Stage 4: Studying and Savoring the Wine
IDEAL VERSION: You do a careful swirl and sniff, hold the glass against a white background to evaluate the color, slurp a bit, and look at an indefinite point on the wall while contemplating what the weather was like when these grapes were grown.
REALITY: Early in my wine self-education, I would often open a bottle on Saturday afternoon with lunch, and would take notes on it. In fact, that’s how I started wine writing back in 2005. One sunny August day, I had been up for hours working in the yard. Mowing the grass, turning the compost pile, giving my beloved heirloom tomato plants a fresh bed of mulch and manure, etc. After the day’s chores were done, I planned on grilling a steak and enjoying a California Pinot Noir. I washed my arms and face, and decided that I might as well go ahead and eat since getting covered with smoke from the grill would make a shower pointless. Besides, I thought, I’m about to enjoy a hearty rural lunch in the spirit of French farmers. No need to get dressed up for the wine, I’m going to keep this rustic and authentic.
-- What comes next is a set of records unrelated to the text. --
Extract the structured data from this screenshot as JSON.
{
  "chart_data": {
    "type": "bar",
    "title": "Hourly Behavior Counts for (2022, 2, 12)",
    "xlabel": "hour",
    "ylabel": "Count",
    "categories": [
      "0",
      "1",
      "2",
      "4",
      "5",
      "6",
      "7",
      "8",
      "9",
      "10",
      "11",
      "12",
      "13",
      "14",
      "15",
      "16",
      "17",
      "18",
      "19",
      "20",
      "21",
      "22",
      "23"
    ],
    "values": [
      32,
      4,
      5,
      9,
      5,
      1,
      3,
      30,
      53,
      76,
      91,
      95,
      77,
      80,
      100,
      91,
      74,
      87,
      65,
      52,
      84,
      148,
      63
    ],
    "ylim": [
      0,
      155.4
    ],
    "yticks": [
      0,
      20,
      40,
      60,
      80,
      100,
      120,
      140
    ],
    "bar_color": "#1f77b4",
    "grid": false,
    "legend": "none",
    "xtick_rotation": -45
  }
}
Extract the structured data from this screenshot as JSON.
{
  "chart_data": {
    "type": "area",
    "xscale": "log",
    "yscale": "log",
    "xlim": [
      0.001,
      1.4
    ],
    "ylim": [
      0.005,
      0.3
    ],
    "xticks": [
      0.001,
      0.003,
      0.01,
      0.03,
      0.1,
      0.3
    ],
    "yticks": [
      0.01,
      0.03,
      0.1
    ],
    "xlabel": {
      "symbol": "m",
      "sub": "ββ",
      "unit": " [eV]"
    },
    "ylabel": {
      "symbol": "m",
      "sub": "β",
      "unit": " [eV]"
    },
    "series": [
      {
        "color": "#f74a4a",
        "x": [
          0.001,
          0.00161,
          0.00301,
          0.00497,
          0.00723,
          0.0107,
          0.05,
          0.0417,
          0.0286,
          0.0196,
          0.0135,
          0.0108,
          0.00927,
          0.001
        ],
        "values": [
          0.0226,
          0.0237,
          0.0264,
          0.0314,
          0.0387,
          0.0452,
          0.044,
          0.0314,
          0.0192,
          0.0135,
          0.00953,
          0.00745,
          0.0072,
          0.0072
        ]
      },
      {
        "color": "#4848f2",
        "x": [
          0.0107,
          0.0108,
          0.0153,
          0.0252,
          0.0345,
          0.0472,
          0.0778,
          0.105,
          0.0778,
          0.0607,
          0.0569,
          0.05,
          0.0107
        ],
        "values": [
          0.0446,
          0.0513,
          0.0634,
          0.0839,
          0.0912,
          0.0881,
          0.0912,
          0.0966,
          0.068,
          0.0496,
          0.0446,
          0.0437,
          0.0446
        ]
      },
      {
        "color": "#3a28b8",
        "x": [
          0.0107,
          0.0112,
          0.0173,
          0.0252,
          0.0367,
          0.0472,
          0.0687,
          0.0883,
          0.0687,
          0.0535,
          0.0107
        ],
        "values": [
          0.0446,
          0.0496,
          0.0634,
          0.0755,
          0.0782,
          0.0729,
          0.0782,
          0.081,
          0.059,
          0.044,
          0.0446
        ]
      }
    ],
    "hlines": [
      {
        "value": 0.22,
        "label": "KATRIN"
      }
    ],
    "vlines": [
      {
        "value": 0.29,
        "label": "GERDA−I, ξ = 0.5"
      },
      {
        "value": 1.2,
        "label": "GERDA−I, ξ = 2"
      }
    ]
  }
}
The ribeye was delicious, particularly with a big plate of Cherokee purple tomatoes that I’d been carefully nurturing for months. Sea salt, black pepper, and an appetite built up from an honest day’s work made everything taste great. The wine, on the other hand was completely neutral. It didn’t smell like anything, didn’t taste like anything… it might as well have been water. I was disappointed, but poured the rest into a decanter in case it would open up over time.
Two hot showers, a nap, and a fresh change of clothes later, I returned to the wine to see what it was like. Then I discovered that it was corked worse than any wine I’d encountered before or since. It was so bad that the taint was detectable from an arm’s length away, and a proper sniff was stomach churning. Because I’d previously tasted it while surrounded by the aromas of compost, manure, gasoline, beef grease, charcoal smoke, and grass clippings, my nose had acclimated and could not detect the classic TCA spoilage.
TAKEAWAY: Let it go. There will be many moments in your life of wine appreciation that will not conform to the ideal of an ad in a prestigious magazine. Do not seize on the shame and embarrassment; know that many have gone before you and have had far more ridiculous things happen around a bottle of fermented grape juice.